College v. Post-College

by phil on Tuesday May 30, 2006 12:32 PM

Jon Stewart's Commencement Address has been on my mind a lot lately. Lines like this especially resonate:

You knew what you had to do to get to this college and to graduate from it. But the unfortunate, yet truly exciting thing about your life, is that there is no core curriculum. The entire place is an elective. The paths are infinite and the results uncertain. And it can be maddening to those that go here, especially here, because your strength has always been achievement.
A lot of success depends on discipline, and discipline involves putting aside things that seem concretely appealing now for something that seems appealing in the abstract future. The common technique for making discipline is self-motivation, which inadvertently provides most with an annoying counterpart: this irrational fear of failing.

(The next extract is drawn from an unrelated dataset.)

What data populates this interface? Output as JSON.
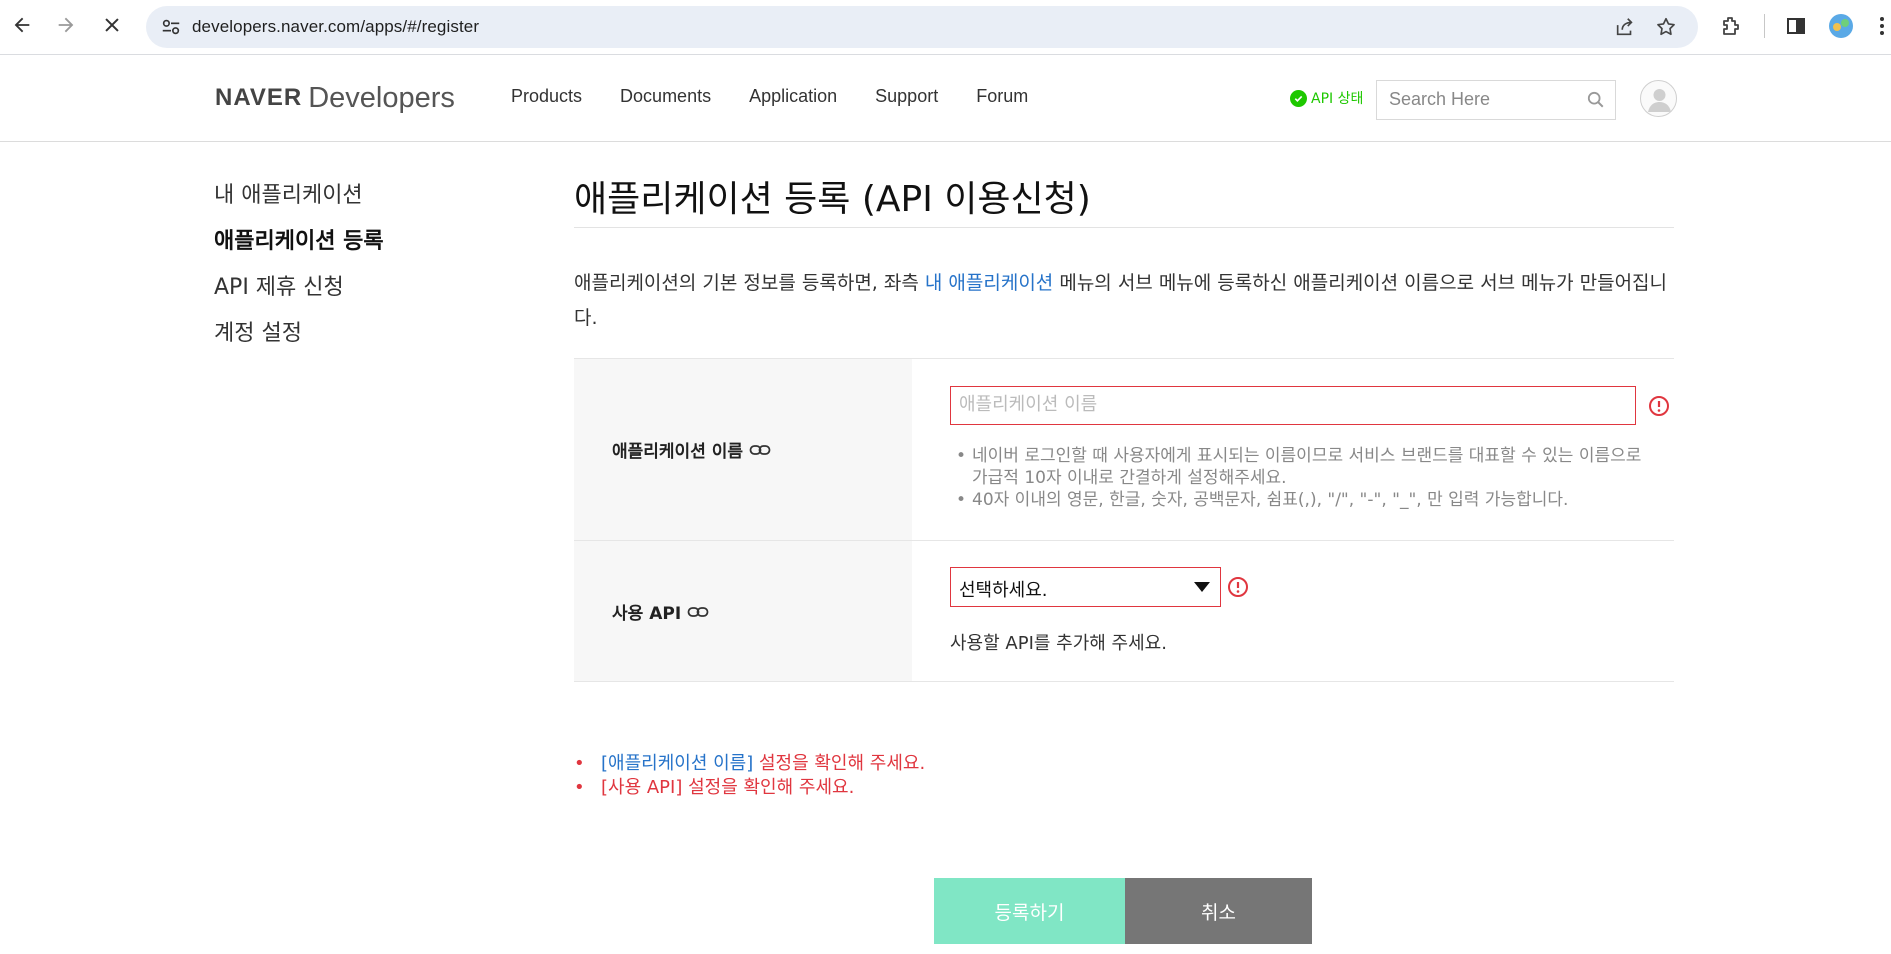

Instead of using positive imagery to concieve a future where they will reap the benefits of their grades, the over-achievers use negative imagery to imagine hypothetical ruination. Even if all the signs indicate that up to this point, they're on track to get an A in the class, the thought of "what-if" keeps them piping even harder near finals week.

In school, the upside of invoking the failure bogey-man is that when all the finals are collected, you usually come out ahead. But post-college, life isn't usually structured into a series of discrete culmination points. While there are many deadlines in work, a lot of them cascade or appear in subsequent series. There is no inter-deadline break just like there are quarter-breaks. If you crammed for a deadline in work, your weak handling of the material will have future consequences, while as in school, a new quarter resets the meter and you can start off on something brand new.

In addition, scaring yourself will make it harder for you to know what you really want. Do you really want a big house, or do you fear the consequences of being one rung down the social ladder? Self-disciplining through fear leads to an artificial desperation.